Some datasets such as transactional data have multiple rows for an instance.
Treat data points as dependent on each other.
Group by a categorical feature and calculate various statistics such as sum and mean (e.g., mean encoding).
To group by a numeric feature apply binning. Binning can be applied on both categorical and numerical data to make the model more robust and prevent overfitting, however, it has a cost to the performance.
For aggregating categorical features either:
Select the label with the highest frequency
Make a pivot table
Apply groupby operation after one-hot-transforming the feature.
Distance-based features
Perform a groupby operation on instance neighborhoods (not only geodesic).
More flexible but harder to implement:
(optional) Mean encode all variables to create a homogeneous feature space.
Calculate \(N\) nearest neighbors with some distance metric (e.g., Bray-Curtis).
Calculate various statistics based on the nearest \(K\) neighbors.
Examples:
Mean target of nearest 5, 10, 15, 500, 2000 neighbors
Mean distance to 10 closest neighbors (with target 0/1)
For pairs of text features calculate:
The number of matching words
Cosine distance between their TF-IDF vectors
Distance between their average word2vec vectors
Levenshtein distance
k-NN
K-nearest neighbors is a non-parametric method used for classification and regression.
Although k-NN belongs to the family of ML algorithms, it does not learn anything.
k-NN is a type of instance-based learning, or lazy learning, where the function is only approximated locally and all computation is deferred until classification.
The algorithm searches for \(k\)-nearest training samples using a distance metric.
Regression: takes the average of the values.
Classification: classified by a plurality vote.
Larger values of \(k\) reduce noise but also make class boundaries less distinct.
Very simple to understand and equally easy to implement.
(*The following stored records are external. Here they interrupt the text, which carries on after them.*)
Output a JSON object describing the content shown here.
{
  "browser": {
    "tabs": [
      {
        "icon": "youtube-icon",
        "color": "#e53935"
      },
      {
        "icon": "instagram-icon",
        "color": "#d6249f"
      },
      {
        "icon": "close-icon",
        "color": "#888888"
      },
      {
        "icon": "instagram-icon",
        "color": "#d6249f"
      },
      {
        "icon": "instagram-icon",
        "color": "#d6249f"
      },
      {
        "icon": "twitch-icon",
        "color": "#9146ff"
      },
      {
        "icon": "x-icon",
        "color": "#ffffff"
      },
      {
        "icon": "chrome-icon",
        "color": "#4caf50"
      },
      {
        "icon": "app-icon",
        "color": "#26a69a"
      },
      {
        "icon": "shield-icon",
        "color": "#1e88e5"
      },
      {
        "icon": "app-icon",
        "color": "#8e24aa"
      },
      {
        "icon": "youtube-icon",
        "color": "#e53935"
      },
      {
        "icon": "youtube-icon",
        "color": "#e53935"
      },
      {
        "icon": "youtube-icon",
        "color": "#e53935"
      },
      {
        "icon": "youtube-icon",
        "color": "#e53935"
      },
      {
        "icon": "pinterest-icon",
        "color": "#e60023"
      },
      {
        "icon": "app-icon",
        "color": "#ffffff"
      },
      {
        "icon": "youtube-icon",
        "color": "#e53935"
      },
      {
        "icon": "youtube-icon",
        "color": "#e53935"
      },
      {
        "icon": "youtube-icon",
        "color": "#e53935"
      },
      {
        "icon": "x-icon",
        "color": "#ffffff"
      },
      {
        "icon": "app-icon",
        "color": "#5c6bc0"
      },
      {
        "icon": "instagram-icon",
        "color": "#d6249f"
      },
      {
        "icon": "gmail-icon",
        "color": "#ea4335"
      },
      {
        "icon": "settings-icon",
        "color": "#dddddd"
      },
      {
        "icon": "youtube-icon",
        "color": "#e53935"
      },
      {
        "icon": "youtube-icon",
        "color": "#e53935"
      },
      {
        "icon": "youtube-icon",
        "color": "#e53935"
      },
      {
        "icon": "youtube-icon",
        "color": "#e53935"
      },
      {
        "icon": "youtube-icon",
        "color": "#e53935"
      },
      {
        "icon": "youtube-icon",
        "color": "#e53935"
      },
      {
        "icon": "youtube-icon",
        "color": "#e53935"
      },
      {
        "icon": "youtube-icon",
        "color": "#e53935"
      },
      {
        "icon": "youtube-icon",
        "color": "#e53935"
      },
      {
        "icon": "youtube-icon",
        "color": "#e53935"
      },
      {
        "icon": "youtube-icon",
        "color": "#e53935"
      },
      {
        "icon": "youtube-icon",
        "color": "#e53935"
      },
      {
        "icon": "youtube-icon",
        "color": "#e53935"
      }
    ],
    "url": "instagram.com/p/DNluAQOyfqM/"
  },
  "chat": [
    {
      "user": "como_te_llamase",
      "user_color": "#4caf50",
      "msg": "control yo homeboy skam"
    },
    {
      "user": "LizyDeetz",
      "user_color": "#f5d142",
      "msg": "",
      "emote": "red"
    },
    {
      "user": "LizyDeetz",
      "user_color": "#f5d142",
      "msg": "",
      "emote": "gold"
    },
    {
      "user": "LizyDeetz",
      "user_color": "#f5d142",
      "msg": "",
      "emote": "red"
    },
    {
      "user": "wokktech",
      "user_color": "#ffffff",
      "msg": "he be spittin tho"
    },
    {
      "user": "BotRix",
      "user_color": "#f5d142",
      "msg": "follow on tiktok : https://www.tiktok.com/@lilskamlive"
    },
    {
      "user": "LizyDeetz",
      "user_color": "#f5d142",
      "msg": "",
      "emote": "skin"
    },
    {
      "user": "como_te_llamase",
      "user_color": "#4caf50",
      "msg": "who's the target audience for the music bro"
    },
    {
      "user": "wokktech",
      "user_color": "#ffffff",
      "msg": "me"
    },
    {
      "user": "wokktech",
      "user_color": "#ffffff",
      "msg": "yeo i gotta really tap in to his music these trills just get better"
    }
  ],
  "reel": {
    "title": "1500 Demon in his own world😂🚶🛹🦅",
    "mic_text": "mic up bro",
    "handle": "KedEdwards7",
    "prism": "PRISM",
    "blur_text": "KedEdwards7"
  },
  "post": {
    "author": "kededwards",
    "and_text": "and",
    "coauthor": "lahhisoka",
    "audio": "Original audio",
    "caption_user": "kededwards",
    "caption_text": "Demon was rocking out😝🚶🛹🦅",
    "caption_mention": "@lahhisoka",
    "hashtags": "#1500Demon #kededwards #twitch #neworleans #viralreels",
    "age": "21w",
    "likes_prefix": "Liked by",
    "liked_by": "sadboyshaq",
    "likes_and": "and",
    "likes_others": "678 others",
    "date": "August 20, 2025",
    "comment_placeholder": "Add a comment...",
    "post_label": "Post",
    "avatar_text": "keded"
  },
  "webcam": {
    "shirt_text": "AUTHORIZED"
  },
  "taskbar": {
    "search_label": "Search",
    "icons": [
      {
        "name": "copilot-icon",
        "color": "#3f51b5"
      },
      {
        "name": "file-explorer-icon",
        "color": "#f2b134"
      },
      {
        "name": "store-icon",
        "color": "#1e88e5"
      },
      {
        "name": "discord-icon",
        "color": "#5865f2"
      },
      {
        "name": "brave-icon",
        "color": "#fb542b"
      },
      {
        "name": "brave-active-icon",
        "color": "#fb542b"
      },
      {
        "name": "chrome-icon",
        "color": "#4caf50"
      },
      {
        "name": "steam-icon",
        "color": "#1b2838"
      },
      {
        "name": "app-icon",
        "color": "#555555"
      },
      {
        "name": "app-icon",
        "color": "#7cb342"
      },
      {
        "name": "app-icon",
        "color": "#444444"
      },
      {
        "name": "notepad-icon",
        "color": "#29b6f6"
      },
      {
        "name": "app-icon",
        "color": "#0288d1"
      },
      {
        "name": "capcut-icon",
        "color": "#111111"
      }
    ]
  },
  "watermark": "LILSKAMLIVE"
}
A non-parametric algorithm which means there are no assumptions to be met.
Given that it is a memory-based approach, it immediately adapts as new training data is collected.
Allows the algorithm to respond quickly to changes in the input during real-time use.
Works for multi-class problems without any extra efforts.
Can be used both for classification and regression problems.
Gives the user flexibility to choose the distance metric.
Cons
Its speed declines with the increase in the size of the dataset.
Suffers under curse of dimensionality: works only well for a small number of input variables.
For high-dimensional data, dimension reduction is usually performed.
Requires features to be scaled for certain distance criteria (e.g. Euclidean, Manhattan)
Doesn’t perform well on imbalanced data: a more frequent class tends to dominate the prediction.
The accuracy can be severely degraded by the presence of noisy or irrelevant features.
Select and scale features to improve classification.
Has no capability of dealing with missing values.
K-means
A very simple algorithm used in market segmentation, computer vision, and astronomy.
Performs division of objects into clusters that are “similar” inside and “dissimilar” outside.
k-means clustering aims to partition \(n\) observations into \(k\) clusters:
Select the number of clusters \(k\) that you think is the optimal number.
Initialize \(k\) points as “centroids” randomly within the data space.
Attribute each observation to its closest centroid.
Update the centroids to the center of all the attributed set of observations.
Repeat the previous steps a fixed number of times or until all of the centroids are stable.
One method for choosing a "good" \(k\) is Elbow method:
The centroid distance - the average distance between data points and cluster centroids - typically reaches some "elbow"; it stops decreasing at a sharp rate.
Matrix factorization is a generic approach for dimensionality reduction and feature extraction.
Useful as a dimensionality reduction technique:
Dimensionality reduction helps in filtering out not important features.
For example, for higher dimensions, clustering algorithms have a difficult time figuring out which features are the most important, resulting in noisier clusters.
Can provide additional diversity which is good for ensembles.
It is a lossy transformation which efficiency depends on the task and the number of latent factors.
The same transformation tricks as for linear models should be used.
The same parameters should be used throughout the dataset as it's a trainable transformation.
PCA (Principal Component Analysis) performs a linear mapping of the data to a lower-dimensional space in such a way that the variance of the data in the low-dimensional representation is maximized.
Features with low variance contribute less to the separation of objects.
For example, a constant feature means it doesn't have any distinguishing information.
Works by calculating the eigenvectors from the covariance matrix.
Creates components in the order of causing the most to least variance.
In practice, we would create as many components as possible and from them, choose the top \(N\) principal components that can explain 80-90% of the initial data dispersion (via the explained_variance_ratio)
We can then examine the makeup of each PCA component based on the weightings of the original features that are included in that component.